Всевобуч — это всесоюзное военное обучение. Сразу после начала войны оно было введено по всей стране. Каждый служащий, каждый колхозник, каждый мальчишка в школе должен уметь стрелять, бросать гранаты, собирать и разбирать винтовку образца 1891 дробь 30-го года, владеть приемами штыкового боя, ориентироваться на местности и знать устав строевой службы. Каждая женщина или девушка должна уметь перевязать раненого, сделать искусственное дыхание, наложить шину на переломленную руку или ногу, а также по-пластунски вытащить раненого из боя.
Нам, мальчишкам, очень нравилось военное дело. Все на этих уроках было четко и до конца понятно, не то что на физике или на химии. Да и на каком еще уроке можно было пойти на стрельбище и расстрелять обойму настоящих боевых патронов по поясной мишени?
А вот девчонки военное дело не любили и старались всякими способами отвертеться от полевых занятий. Но им это редко удавалось.
Ну вот, кажется, собрано все, что нужно. Не так уж много. Совсем небольшая кучка вещей, Займет не больше половины рюкзака.
…Что же еще взять с собой? Может, какую-нибудь книгу?
Я подошел к этажерке.
Разноцветные томики тесным строем стояли на полках.
В самом низу те, что давно уже не открывались, те, которые мне покупали, когда я был в третьем и четвертом классах. «Соленый ветер» Лухманова, «Животные-герои» Сетона-Томпсона, «Таинственный остров» Жюля Верна…

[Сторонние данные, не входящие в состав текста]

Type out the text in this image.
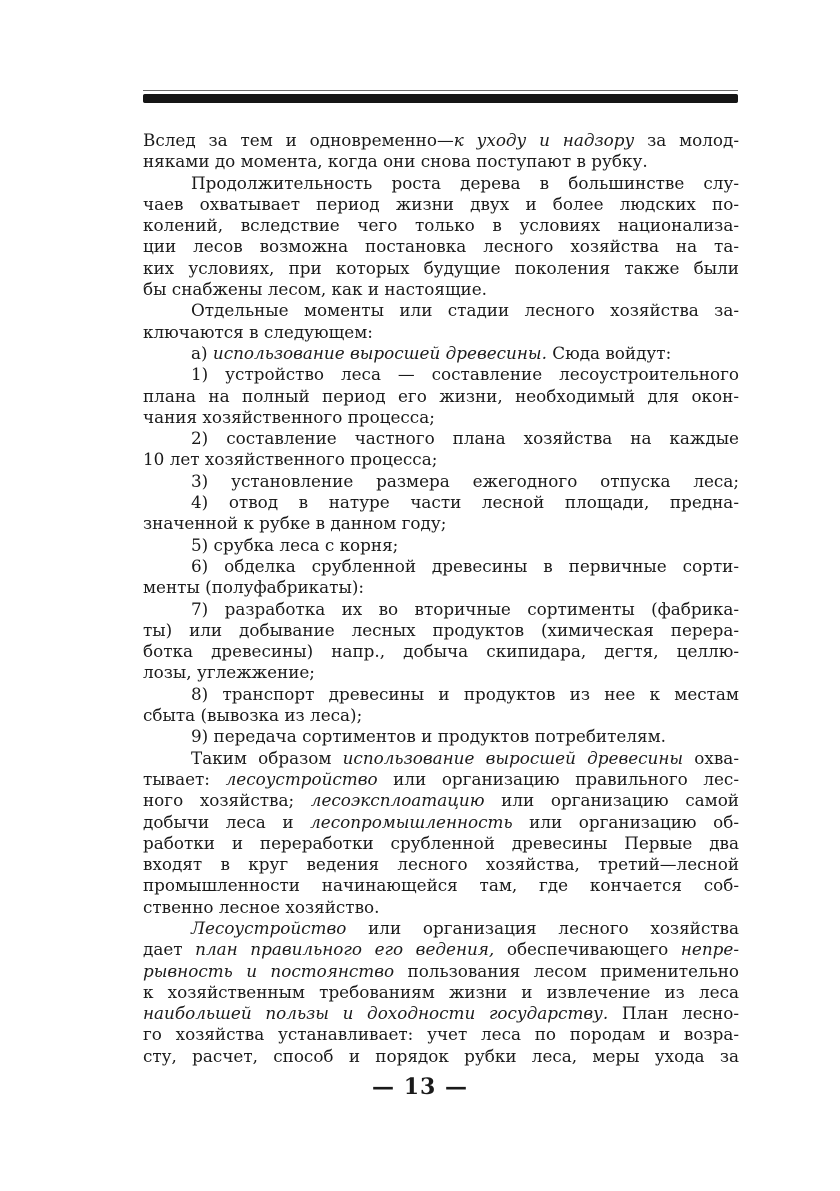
Вслед за тем и одновременно—к уходу и надзору за молод-
няками до момента, когда они снова поступают в рубку.
Продолжительность роста дерева в большинстве слу-
чаев охватывает период жизни двух и более людских по-
колений, вследствие чего только в условиях национализа-
ции лесов возможна постановка лесного хозяйства на та-
ких условиях, при которых будущие поколения также были
бы снабжены лесом, как и настоящие.
Отдельные моменты или стадии лесного хозяйства за-
ключаются в следующем:
а) использование выросшей древесины. Сюда войдут:
1) устройство леса — составление лесоустроительного
плана на полный период его жизни, необходимый для окон-
чания хозяйственного процесса;
2) составление частного плана хозяйства на каждые
10 лет хозяйственного процесса;
3) установление размера ежегодного отпуска леса;
4) отвод в натуре части лесной площади, предна-
значенной к рубке в данном году;
5) срубка леса с корня;
6) обделка срубленной древесины в первичные сорти-
менты (полуфабрикаты):
7) разработка их во вторичные сортименты (фабрика-
ты) или добывание лесных продуктов (химическая перера-
ботка древесины) напр., добыча скипидара, дегтя, целлю-
лозы, углежжение;
8) транспорт древесины и продуктов из нее к местам
сбыта (вывозка из леса);
9) передача сортиментов и продуктов потребителям.
Таким образом использование выросшей древесины охва-
тывает: лесоустройство или организацию правильного лес-
ного хозяйства; лесоэксплоатацию или организацию самой
добычи леса и лесопромышленность или организацию об-
работки и переработки срубленной древесины Первые два
входят в круг ведения лесного хозяйства, третий—лесной
промышленности начинающейся там, где кончается соб-
ственно лесное хозяйство.
Лесоустройство или организация лесного хозяйства
дает план правильного его ведения, обеспечивающего непре-
рывность и постоянство пользования лесом применительно
к хозяйственным требованиям жизни и извлечение из леса
наибольшей пользы и доходности государству. План лесно-
го хозяйства устанавливает: учет леса по породам и возра-
сту, расчет, способ и порядок рубки леса, меры ухода за
— 13 —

Полкой повыше — те, которые покупал я сам, Это уже шестой класс. Стивенсон, Дюма, Фенимор Купер, Джек Лондон. Я зачитывался далеко за полночь, иногда до самого утра, и тогда шел в школу покачиваясь, плохо соображая, что делается вокруг. В те ночи я поочередно был то Джимом Хокинсом на острове сокровищ, то благородным д'Артаньяном, то отважным Ункасом или Мэлмутом Кидом. Я жил на атоллах южных морей в хижине под пальмовой крышей, бродил по улицам средневекового Парижа в компании веселых гвардейцев роты Дэзэссара, охотился на гризли в глубоких ущельях Аллеганских гор и грелся у костров в ледяных лесах Аляски. Это было золотое время первооткрывательства и романтики.
А в седьмом классе произошел резкий и неожиданный поворот, Я неистово увлекся Чеховым. Я охотился за его книгами повсюду, выменивал их на марки и на потрепанные выпуски Луи Буссенара, Райдера Хаггарда и Оливера Кэрвуда, невесть какими путями попадавшие ко мне. Вскоре Чехов занял целую полку. Здесь были тяжелые с золотом дореволюционные тома и простенькие сборники рассказов, обтянутые мышиного цвета дерматином, пухлые однотомники и совсем тоненькие книжечки, похожие на брошюры, Я с неохотой снимал их с этажерки. И если знакомые просили у меня почитать Чехова, я поспешно переводил разговор на Джека Лондона, Луи Жакольо или Густава Эмара, уверяя, что лучшего чтива нет на свете.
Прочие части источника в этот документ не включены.